Television: Elementary, "A Stitch in Time"

There was less haunted house in this than I would have liked. Basically, it begins with the murder of a man named Boyd who debunks parapsychological and metaphysical stuff. He had been asked to check out a house—an older woman believed she was haunted by her husband's spirit, and the daughter wanted to disprove it. What Boyd discovered, and died for, was that someone in the neighboring house was digging a tunnel in order to access Ruby, a transatlantic cable.

The old woman had a tape recording of what she said was her dead husband's voice, but Holmes realizes what they're hearing is Arabic. Terrorism? After jumping through a couple hoops, they locate the digger, only to have him burn his apartment and flee. Holmes is able to salvage one piece of equipment, something that the culprit apparently planned to splice into Ruby. Weird thing: this piece of equipment doesn't do anything. Data goes in, and data comes out the other side.

I had it figured out at this point. Do you?

Q: What's the point of giving information one more box to go through?

A: To slow it down.

It took Holmes and Watson a little longer. They opted to do their own tests on the box but got the same results. Until: lightbulb! Holmes realizes the whole point is to delay the information coming through the cable.

And then they figure out the big-time property owner who rents out the house with the tunnel in it was trying to change the game on Wall Street by changing the rate of information to various traders. Whatever. I mean, it's actually kind of clever and everything, but not all that exciting.

Meanwhile, Watson was also helping Gregson's daughter Hannah with a case. Watson tells Hannah she (Watson) doesn't want any credit for it or anything, but she does advise Hannah to kick the case upstairs because there are bigger fish than the ones Hannah is looking for. Instead, Hannah takes the credit and nabs the little fish to many accolades. Holmes had warned Watson that Hannah was not made of the right material to be a true detective, and Watson had taken offense, but it appears Holmes was right (and I had the same feeling about her). In the end, even Gregson tells Watson not to bother helping Hannah again. Wow. Tough love.

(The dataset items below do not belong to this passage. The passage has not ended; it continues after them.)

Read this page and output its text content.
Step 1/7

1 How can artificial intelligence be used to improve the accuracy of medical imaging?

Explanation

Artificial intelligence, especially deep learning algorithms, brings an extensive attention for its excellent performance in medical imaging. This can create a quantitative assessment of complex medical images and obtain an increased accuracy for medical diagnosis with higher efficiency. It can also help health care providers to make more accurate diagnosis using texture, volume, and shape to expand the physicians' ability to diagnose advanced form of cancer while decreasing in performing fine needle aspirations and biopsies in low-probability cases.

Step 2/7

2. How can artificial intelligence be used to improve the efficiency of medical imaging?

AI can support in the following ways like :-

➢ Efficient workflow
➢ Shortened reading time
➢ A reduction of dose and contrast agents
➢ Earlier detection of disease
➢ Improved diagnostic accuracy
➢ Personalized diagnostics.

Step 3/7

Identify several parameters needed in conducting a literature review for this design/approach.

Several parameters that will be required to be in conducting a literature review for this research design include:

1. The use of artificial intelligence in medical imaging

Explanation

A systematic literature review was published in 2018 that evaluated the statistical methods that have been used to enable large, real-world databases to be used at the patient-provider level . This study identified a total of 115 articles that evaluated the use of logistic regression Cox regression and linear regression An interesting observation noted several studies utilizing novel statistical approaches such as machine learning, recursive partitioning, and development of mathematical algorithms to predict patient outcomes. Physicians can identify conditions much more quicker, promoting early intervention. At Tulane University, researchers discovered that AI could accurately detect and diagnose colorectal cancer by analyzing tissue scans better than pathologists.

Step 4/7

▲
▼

A solid episode, though hardly heart-pounding. I guess not every case can involve running and jumping and climbing trees or whatever. I do notice that Elementary has a distinctly anti-capitalist slant, though. So many of the bad guys are powerful, white-collar types. And I'm sure it's true in real life, too, that there are plenty of bad businessmen and politicians or whatever. But, you know, maybe change it up a bit?